Un collectif qui dit « je » ? Allons, bien sûr que si : on sait à Bourges qui est derrière Festen. (même s’il est plausible qu’ils soient deux, on les aurait vu à la rencontre avec ségolène).

#2193 | Répond au message #2169
> Le PS à la botte du PC (5) - Rosy Varte - 18 mai 2005 à 23:49

Quoi ??!! Jean-Marc Thibault dans l’Agitateur ? C’est pas vrai !


#2168
> Le PS à la botte du PC (5) - 18 mai 2005 à 23:26

Que de haine dans cet article. Et que d’anticommunisme ? C’est LE PEN qui dicte ?

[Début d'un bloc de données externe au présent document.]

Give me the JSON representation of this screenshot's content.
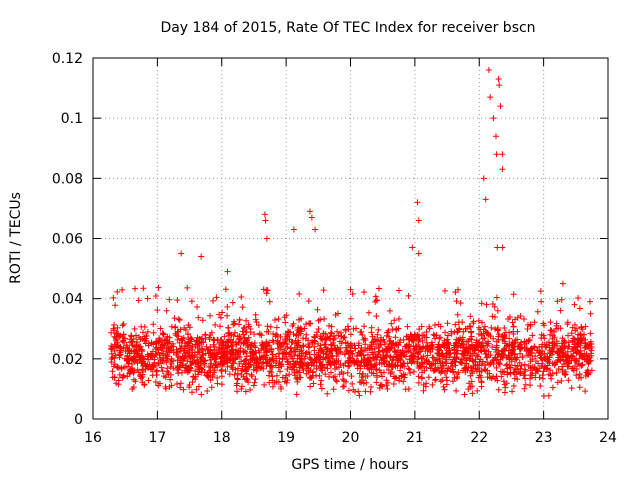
{
  "chart_data": {
    "type": "scatter",
    "title": "Day 184 of 2015, Rate Of TEC Index for receiver bscn",
    "xlabel": "GPS time / hours",
    "ylabel": "ROTI / TECUs",
    "xlim": [
      16,
      24
    ],
    "ylim": [
      0,
      0.12
    ],
    "x_ticks": [
      16,
      17,
      18,
      19,
      20,
      21,
      22,
      23,
      24
    ],
    "x_tick_labels": [
      "16",
      "17",
      "18",
      "19",
      "20",
      "21",
      "22",
      "23",
      "24"
    ],
    "y_ticks": [
      0,
      0.02,
      0.04,
      0.06,
      0.08,
      0.1,
      0.12
    ],
    "y_tick_labels": [
      "0",
      "0.02",
      "0.04",
      "0.06",
      "0.08",
      "0.1",
      "0.12"
    ],
    "grid": true,
    "marker": "+",
    "color": "#ff0000",
    "series": [
      {
        "name": "ROTI",
        "x_range": [
          16.28,
          23.75
        ],
        "baseline_range": [
          0.006,
          0.036
        ],
        "notable_points": [
          {
            "x": 17.37,
            "y": 0.055
          },
          {
            "x": 17.68,
            "y": 0.054
          },
          {
            "x": 18.09,
            "y": 0.049
          },
          {
            "x": 18.67,
            "y": 0.068
          },
          {
            "x": 18.68,
            "y": 0.066
          },
          {
            "x": 18.7,
            "y": 0.06
          },
          {
            "x": 19.12,
            "y": 0.063
          },
          {
            "x": 19.37,
            "y": 0.069
          },
          {
            "x": 19.4,
            "y": 0.067
          },
          {
            "x": 19.45,
            "y": 0.063
          },
          {
            "x": 20.0,
            "y": 0.043
          },
          {
            "x": 20.96,
            "y": 0.057
          },
          {
            "x": 21.04,
            "y": 0.072
          },
          {
            "x": 21.06,
            "y": 0.066
          },
          {
            "x": 21.06,
            "y": 0.055
          },
          {
            "x": 22.07,
            "y": 0.08
          },
          {
            "x": 22.1,
            "y": 0.073
          },
          {
            "x": 22.15,
            "y": 0.116
          },
          {
            "x": 22.17,
            "y": 0.107
          },
          {
            "x": 22.22,
            "y": 0.1
          },
          {
            "x": 22.26,
            "y": 0.094
          },
          {
            "x": 22.27,
            "y": 0.088
          },
          {
            "x": 22.3,
            "y": 0.113
          },
          {
            "x": 22.31,
            "y": 0.111
          },
          {
            "x": 22.33,
            "y": 0.104
          },
          {
            "x": 22.36,
            "y": 0.088
          },
          {
            "x": 22.36,
            "y": 0.083
          },
          {
            "x": 22.36,
            "y": 0.057
          },
          {
            "x": 22.28,
            "y": 0.057
          },
          {
            "x": 23.3,
            "y": 0.045
          },
          {
            "x": 23.48,
            "y": 0.038
          },
          {
            "x": 23.72,
            "y": 0.039
          }
        ]
      }
    ]
  }
}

La parano et la mythomanie çà se soigne.

Vous fonctionnez comme çà pour croire que les autres le font ?


#2167
> Le PS à la botte du PC (5) - 13 mai 2005 à 23:39

Dès qu’il est question du PCF sur ce site, cela a l’air de faire de l’audience. on aurait affaire à un site crypto-communiste que ça ne m’étonnerait pas. Ce n’est pas un repproche, juste une interrogation. Bonne continuation. Article intéressant qui change de l’écriture langue de bois que l’on lit chaque jour dans les autres journaux.


#2155
> Le PS à la botte du PC (5) - jpepaldirmintnan - 13 mai 2005 à 22:10

Génial, je crois bien que c’est le meilleur depuis le début. Et je m’y connais. Absolument génial. Enfin.
Cela n’a été possible que parce qu’Irène n’a jamais lu Lénine. Ni Jaurès. Ni Blum. Ni autre chose d’ailleurs.
On commence à entrer dans le vif du sujet.
Tour cela n’a pu se faire qu’avec un paquet de gens consentants ; ou manipulés, ce qui revient au même.
Ah la la, ma mère m’avait pourtant dit de me méfier du loup.
Au loup, au loup ! Mais l’écho répond "au pot de beurre, au pot de beurre" !!
Camuzat porte des blazers croisés : il faut toujours se méfier des blazers croisés.
Bref, ça, c’est du journalisme.
On attend la suite avec un intérêt non dénué de plaisir. Ceci dit,il va leur falloir du temps pour s’en remettre. Chère plume, tu peux prendre le temps de te reposer un peu.Dommage que vos petits copains de la presse officielle n’y comprennent rien. Peut-être qu’on rigolerait, pour une fois, dans ce beau département désertifié comme dit l’autre.


#2153
> Le PS à la botte du PC (5) - Guy Mollet - 12 mai 2005 à 22:49

Le PS du Cher devrait relire Pierre Desproges :

« C’est à cela qu’on reconnaît les communistes : ils sont fous, possédés par le diable, ils mangent les enfants et , en plus, ils manquent d’objectivité ! »


#2146
> Le PS à la botte du PC (5) - pivert - 11 mai 2005 à 18:44

Je ne suis pas psy(encore moins soviétique) mais ce texte relève plus de la bouffée délirante que d’une analyse sérieuse. Faut arrêter la politique Festen, ça te fais du mal,... et tu lui fais du mal.


#2143
> Le PS à la botte du PC (5) - 8 mai 2005 à 11:55

Il vaut mieux que le PS soit à la botte du PC plutot que le contraire. On voit la catastrophe que cela représente au niveau national, avec un PC beaucoup trop faible qui est incapable d’empêcher le PS de virer centre-droite voire droite carrémment.